According to the Shanghai Export Freight Index (SCFI) 2-day quotes, down more than 400 points to 3,332.67 points, or 10.74 percent, for nearly a month and four consecutive weeks.


 

According to the industry, at the current high freight rate level, every 40-foot container is about US $6,100-6,500 for the US-West Line, US $8,800-9,400 for the US-East Line and US $8,100-8,300 for the European Line. Shipping companies and freight forwarders are still profitable. Unless SCFI falls below 1,500 points and the freight rate is close to the cost edge of shipping companies, the market needs to panic.


 

There are three main reasons why the shipping industry has the confidence to hold high freight rates.

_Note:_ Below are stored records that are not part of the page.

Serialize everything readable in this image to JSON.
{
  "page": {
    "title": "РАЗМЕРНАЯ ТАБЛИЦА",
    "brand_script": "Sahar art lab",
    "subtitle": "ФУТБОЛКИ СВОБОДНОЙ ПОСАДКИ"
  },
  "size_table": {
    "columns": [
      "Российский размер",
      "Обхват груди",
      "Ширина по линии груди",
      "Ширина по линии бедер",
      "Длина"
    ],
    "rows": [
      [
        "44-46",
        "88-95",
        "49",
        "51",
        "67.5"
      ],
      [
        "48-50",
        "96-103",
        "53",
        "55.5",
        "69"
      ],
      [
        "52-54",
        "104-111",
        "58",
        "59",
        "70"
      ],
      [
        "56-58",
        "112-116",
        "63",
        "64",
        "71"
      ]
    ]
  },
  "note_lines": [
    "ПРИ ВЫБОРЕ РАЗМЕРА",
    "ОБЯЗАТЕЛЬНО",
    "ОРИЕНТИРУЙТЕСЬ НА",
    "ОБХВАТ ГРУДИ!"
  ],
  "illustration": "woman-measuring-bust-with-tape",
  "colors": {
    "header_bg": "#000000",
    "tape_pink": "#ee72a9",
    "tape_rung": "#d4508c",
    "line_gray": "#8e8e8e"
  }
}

One is that at presentAlliance shipping companies have capacity market share of up to 80%, the second is the high degree of customer mastery, the third is the shipping companies during the epidemic are making excess profits, do not need to kill the price to grab goods to destroy the market.. At present, although the European and American routes attract small carriers to invest in a piece of the pie, the freight rate per 40-foot container on the western US line is more than US $1,000 and US $2,000 lower than that of the alliance shipping company, but the above three factors have limited impact.


 

Analysts estimate that Evergreen and Yangming Shipping will earn 3 and 1 stock each in the first three quarters of this year. There should be no suspense. Although there are still many variables to observe and fight in the fourth quarter, the shipping company will control the supply of shipping space through capacity and route allocation. If according to the container double male interest rate of 50%, high yield rate can still be long-term investment, this wave of Taiwan stocks kill red eye, container double male has oversold phenomenon.